Still, Global Insight chief economist Nariman Behravesh sees reason for optimism.
He acknowledged that the anemic housing market is like a dark cloud hanging over the economy, but said it is all the more reason why the drop in oil prices should be seen as a ray of light.
"It helps to cushion the blow, in terms of the impact on the consumer," Behravesh said.
With oil at $65 instead of $75, Behravesh sees U.S. gross domestic product getting one- to two-tenths of a percentage point bump over the next year. A chunk of money that had flowed to foreign oil-producing nations will now go to American companies, he said.
Indeed, Wall Street already seems to have factored in a likely economic boon.

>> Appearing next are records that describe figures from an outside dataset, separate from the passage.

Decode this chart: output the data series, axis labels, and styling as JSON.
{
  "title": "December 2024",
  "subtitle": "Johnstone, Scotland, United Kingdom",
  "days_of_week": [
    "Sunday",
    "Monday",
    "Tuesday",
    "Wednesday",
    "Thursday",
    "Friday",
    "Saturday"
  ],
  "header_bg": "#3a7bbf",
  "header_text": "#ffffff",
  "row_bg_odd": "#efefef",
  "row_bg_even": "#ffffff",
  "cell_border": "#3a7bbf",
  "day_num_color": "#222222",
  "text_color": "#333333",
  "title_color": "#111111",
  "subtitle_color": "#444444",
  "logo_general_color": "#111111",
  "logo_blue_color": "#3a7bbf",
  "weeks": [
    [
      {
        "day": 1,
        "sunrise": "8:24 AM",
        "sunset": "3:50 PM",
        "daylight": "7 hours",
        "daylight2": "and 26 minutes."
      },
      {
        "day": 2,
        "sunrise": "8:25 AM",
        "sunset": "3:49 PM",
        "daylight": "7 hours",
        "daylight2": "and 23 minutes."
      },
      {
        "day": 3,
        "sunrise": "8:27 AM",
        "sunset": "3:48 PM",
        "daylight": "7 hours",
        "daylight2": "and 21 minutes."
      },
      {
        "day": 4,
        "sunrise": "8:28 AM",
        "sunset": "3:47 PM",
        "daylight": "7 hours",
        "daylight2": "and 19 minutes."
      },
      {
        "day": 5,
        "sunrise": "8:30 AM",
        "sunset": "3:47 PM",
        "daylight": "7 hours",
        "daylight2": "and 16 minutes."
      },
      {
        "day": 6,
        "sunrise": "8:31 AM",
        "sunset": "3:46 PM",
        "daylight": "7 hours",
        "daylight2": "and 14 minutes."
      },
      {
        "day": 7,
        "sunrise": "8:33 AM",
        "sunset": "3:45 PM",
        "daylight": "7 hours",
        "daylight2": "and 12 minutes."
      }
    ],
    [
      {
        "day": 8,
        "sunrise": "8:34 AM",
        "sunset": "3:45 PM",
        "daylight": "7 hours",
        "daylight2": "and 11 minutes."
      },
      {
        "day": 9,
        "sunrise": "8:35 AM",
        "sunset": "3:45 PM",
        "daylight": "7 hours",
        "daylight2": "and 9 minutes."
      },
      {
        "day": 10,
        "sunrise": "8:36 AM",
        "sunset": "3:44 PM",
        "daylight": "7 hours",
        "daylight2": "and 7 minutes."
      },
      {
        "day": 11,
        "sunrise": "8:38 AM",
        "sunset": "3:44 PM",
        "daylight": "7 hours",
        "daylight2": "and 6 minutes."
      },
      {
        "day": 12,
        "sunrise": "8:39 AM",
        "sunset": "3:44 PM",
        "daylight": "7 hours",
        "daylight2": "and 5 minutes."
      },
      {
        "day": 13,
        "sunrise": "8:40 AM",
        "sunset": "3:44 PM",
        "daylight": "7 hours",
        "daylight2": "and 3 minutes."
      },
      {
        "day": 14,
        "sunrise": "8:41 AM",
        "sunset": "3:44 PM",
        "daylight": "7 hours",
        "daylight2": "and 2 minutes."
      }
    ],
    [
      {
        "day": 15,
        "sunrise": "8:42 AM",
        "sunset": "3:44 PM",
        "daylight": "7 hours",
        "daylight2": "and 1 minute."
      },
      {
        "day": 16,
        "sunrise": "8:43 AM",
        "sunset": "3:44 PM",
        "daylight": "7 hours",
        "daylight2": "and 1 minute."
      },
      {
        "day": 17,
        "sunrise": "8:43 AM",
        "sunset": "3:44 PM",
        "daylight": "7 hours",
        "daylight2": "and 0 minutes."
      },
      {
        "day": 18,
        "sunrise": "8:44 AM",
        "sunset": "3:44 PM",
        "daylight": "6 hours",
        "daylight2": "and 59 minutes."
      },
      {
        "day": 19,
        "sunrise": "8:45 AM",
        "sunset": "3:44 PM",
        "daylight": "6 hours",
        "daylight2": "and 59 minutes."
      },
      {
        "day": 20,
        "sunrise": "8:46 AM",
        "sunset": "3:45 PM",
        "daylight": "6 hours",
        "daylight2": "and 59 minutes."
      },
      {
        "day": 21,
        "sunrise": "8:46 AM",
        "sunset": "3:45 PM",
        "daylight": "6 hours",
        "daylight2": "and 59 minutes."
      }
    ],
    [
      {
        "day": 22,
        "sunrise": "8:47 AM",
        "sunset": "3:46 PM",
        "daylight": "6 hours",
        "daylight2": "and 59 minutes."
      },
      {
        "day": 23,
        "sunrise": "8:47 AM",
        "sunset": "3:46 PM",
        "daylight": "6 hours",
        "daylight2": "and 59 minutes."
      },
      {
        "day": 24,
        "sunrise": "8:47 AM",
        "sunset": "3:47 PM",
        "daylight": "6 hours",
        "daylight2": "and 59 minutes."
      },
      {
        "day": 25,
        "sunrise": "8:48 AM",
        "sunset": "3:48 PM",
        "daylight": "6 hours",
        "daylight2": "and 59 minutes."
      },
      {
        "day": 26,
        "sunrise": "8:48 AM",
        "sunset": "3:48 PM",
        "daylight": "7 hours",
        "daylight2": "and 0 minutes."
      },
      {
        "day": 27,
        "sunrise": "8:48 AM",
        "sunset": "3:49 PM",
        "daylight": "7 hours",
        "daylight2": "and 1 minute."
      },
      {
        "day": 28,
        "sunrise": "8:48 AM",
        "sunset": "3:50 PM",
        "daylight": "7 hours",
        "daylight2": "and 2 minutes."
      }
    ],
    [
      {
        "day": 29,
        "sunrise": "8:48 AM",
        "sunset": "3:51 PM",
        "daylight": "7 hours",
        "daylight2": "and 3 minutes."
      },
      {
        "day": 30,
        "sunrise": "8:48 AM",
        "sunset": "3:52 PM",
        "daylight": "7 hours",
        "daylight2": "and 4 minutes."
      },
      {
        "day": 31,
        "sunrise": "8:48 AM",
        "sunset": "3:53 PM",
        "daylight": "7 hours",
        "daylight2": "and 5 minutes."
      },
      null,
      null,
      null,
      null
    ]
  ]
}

Since July 14, when oil prices peaked above $78 a barrel, the S&P 500 Index has climbed by almost 7 percent. (Of course, part of the stock market surge is tied to expectations that the Federal Reserve is done raising rates for the time being.)
Merrill Lynch economist Sheryl King said investors may not be putting the recent drop in oil prices in the proper perspective.
Over the past 52 weeks, retail gasoline prices have averaged $2.62 a gallon, or 12 cents more than the current nationwide average of $2.50, according to Energy Department data. So it doesn't make much sense to get giddy about the post-summer slump, King said.
"The $3 gas price wasn't there for very long," King said.
Or as Schiff put it: "We're talking about $60 instead of $70. We're not talking about $20."